Dersim’de merkeze bağlı Xelasor tepesinde 23 Mayıs 2017 yılında yaşamını yitiren HPG’li Agit İpek’in cenazesi de 1 yıl sonra 10 Nisan 2020’de annesi Halise Aksoy’a kargoyla teslim edilmişti.
Kilyos’ta kaldırımda
8 ile 17 Aralık 2017 tarihleri arasında devletin Bitlis’te yıktığı Garzan Mezarlığı’nda bulunan PKK’lilere ait 310 cenaze, 19 Aralık tarihinde mezarlıktan çıkarıldı. Uzun süre nereye götürüldükleri bilinmeyen cenazelerin 2 Ocak 2018’de ATK’ye götürüldükleri öğrenildi. ATK’de bir süre bekletilen cenazelerin daha sonra İstanbul’daki Kilyos Mezarlığı’nda kimsesizler için ayrılan bölümün kaldırımına defnedildiği ortaya çıktı. Şu ana kadar 22 cenaze ailelere verilirken, diğer cenazeler hala plastik kutular içerisinde Kilyos’ta bulunan Kimsesizler Mezarlığı’nda gömülü duruyor.
Muharrem bebek
Van’ın Gürpınar ilçesinde Çeli Mezrası’nda, 1 Şubat 2014 gecesi hastalanan 2 yaşındaki Muharrem Taş, kardan kapanan köy yolunun açılması için ailesince yapılan yardım taleplerine karşılık verilmemesi üzerine yaşamını yitirmiş, babası bir çuvala yerleştirdiği oğlunun cansız bedenini kilometrelerce sırtında taşımıştı. Kamuoyunda büyük tepkilere yol açan olayla ilgili 4 kurum hakkında başlatılmak istenen soruşturmaya Van Valiliği tarafından izin verilmemişti. Ancak Van Barosu’nun Bölge İdare Mahkemesi’ne yaptığı itirazın kabul edilmesi üzerine soruşturma izni verilmek zorunda kalınmıştı.

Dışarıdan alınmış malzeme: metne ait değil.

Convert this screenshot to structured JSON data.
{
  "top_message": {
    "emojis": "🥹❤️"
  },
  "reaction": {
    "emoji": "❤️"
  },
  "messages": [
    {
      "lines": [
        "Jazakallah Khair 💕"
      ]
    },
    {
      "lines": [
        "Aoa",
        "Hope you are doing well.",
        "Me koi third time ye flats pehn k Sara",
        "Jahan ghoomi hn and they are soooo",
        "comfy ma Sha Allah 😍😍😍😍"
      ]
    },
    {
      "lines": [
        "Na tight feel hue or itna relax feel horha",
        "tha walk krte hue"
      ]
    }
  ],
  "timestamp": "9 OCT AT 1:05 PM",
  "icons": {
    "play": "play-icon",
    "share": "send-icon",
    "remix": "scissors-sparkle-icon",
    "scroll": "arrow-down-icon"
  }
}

Muharrem’in çok ağır bir şekilde hastalandığı ve hastaneye götürülmesi için ailesinin karakola haber verdiği belirtilen
hazırlanan Bilirkişi Raporu’nda, Sağlık Bakanlığı’nın yaşanan olayda yüzde 80 asli kusurulu olduğu, Van İl Özel İdaresinin yüzde 20 tali kusurlu olduğu belirtildi. Raporda, “Yolun sadece 7 kilometrelik kısmının kapalı olduğunun 112’ye bildirildiği, karakolun 112’ye ellerinde paletli araç olup olmadığının sorulduğu ancak olumlu yanıt alamadıkları tespit edilmiştir” denildi.
Ambulans, helikopter gibi vasıtaların kullandırılmamasına dikkat çekildi.